O vereador Gabriel Monteiro, acusado de assédio por ex-funcionários

Durante quase um ano  o ex-assessor parlamentar e editor de vídeo Heitor Monteiro Lobby, de 21 anos, trabalhou para o vereador, ex-policial e youtuber Gabriel Luiz Monteiro de Oliveira (sem partido). Horas após denúncias serem apresentadas no domingo em reportagem do “Fantástico”, ele contou ao GLOBO que os assessores de Monteiro eram obrigados a “forjarem histórias” e que vídeos do político “eram flagrantes preparados”. O programa da TV Globo exibiu os depoimentos de cinco pessoas que teriam sido vítimas do parlamentar.

“A equipe ia na frente para fazer a busca do perfil de crianças que ele queria e pedia: negras, carentes e com uma história triste. A partir daí ele instruía a gente a piorar a narrativa. A gente instruía e induzia a criança a contar certo tipo de coisa que ela não estava passando naquele momento. Às vezes a gente pegava uma criança que estava sentada no sinal, só acompanhando a mãe, e dizia pra ela contar que estava ali trabalhando para ajudar os pais. Mas ela não estava trabalhando, apenas acompanhando a mãe” conta Heitor Monteiro.

O GLOBO procurou Monteiro por telefone e por e-mail, que não respondeu até a publicação desta reportagem.

O editor de vídeo diz ainda na denúncia que as gravações eram preparadas.

“A gente era coagido por ele a prometer para as pessoas que elas ganhariam dinheiro. O que mais doía era quando ele pedia para a gente forjar histórias com pessoas humildes” afirma.

‘Beijar à força’, acusa ex-assessor

Heitor destaca também que era comum o vereador “sentar no colo e tentar beijá-lo” à força. O editor de vídeo disse que vai processar o parlamentar por calúnia e difamação. O assessor pediu exoneração na última sexta-feira (25).

“Eu trabalhei com ele do final de maio até a última sexta-feira, após eu achar um suporte para eu me expressar e fazer essa denúncia” conta Heitor.

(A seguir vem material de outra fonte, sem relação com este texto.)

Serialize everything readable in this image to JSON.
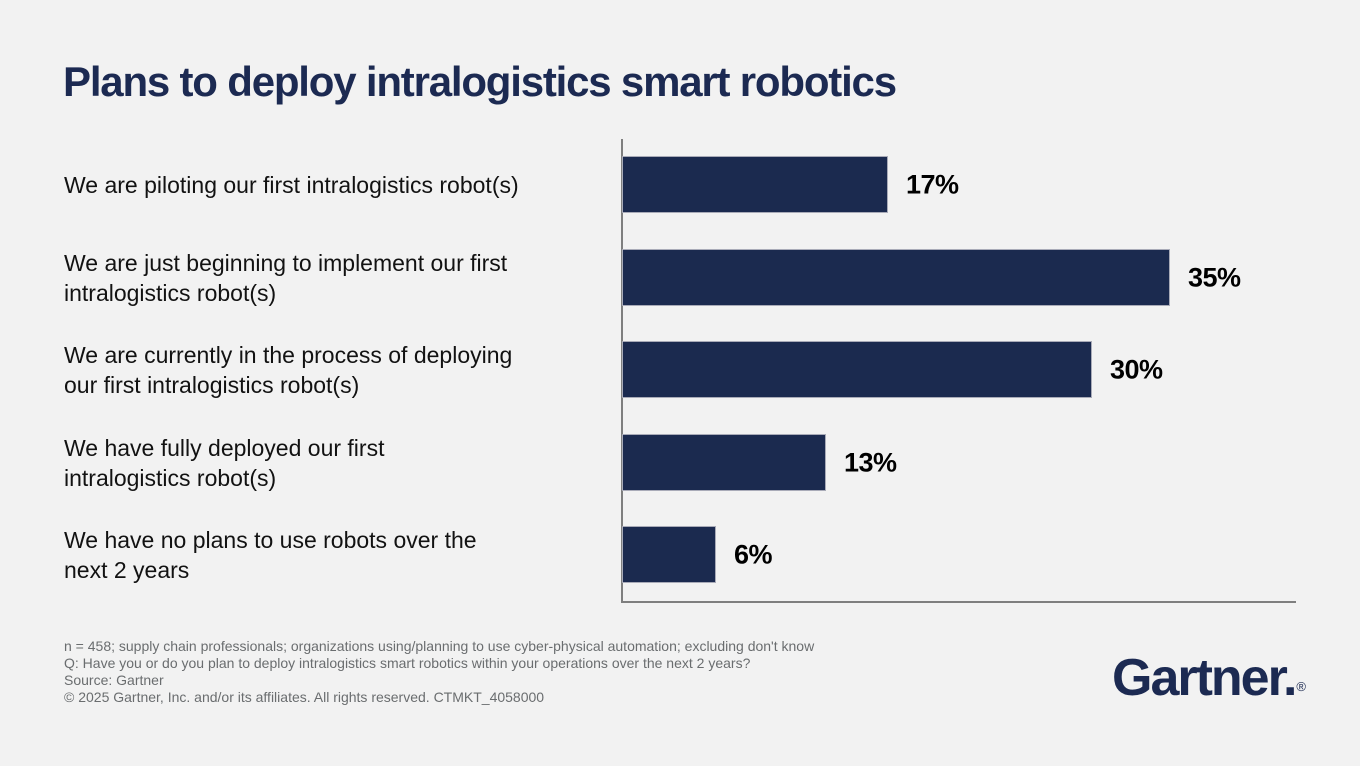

Gabriel Monteiro foi o terceiro vereador mais votado nas eleições de 2020, com mais de 60 mil votos. Na internet, tem 23 milhões de seguidores. Mas a popularidade que ganhou nas redes não é partilhada por seus colaboradores. Além de Heitor, outras quatro pessoas denunciam o parlamentar por vários crimes, entre eles assédio e estupro. Monteiro nega todas as acusações.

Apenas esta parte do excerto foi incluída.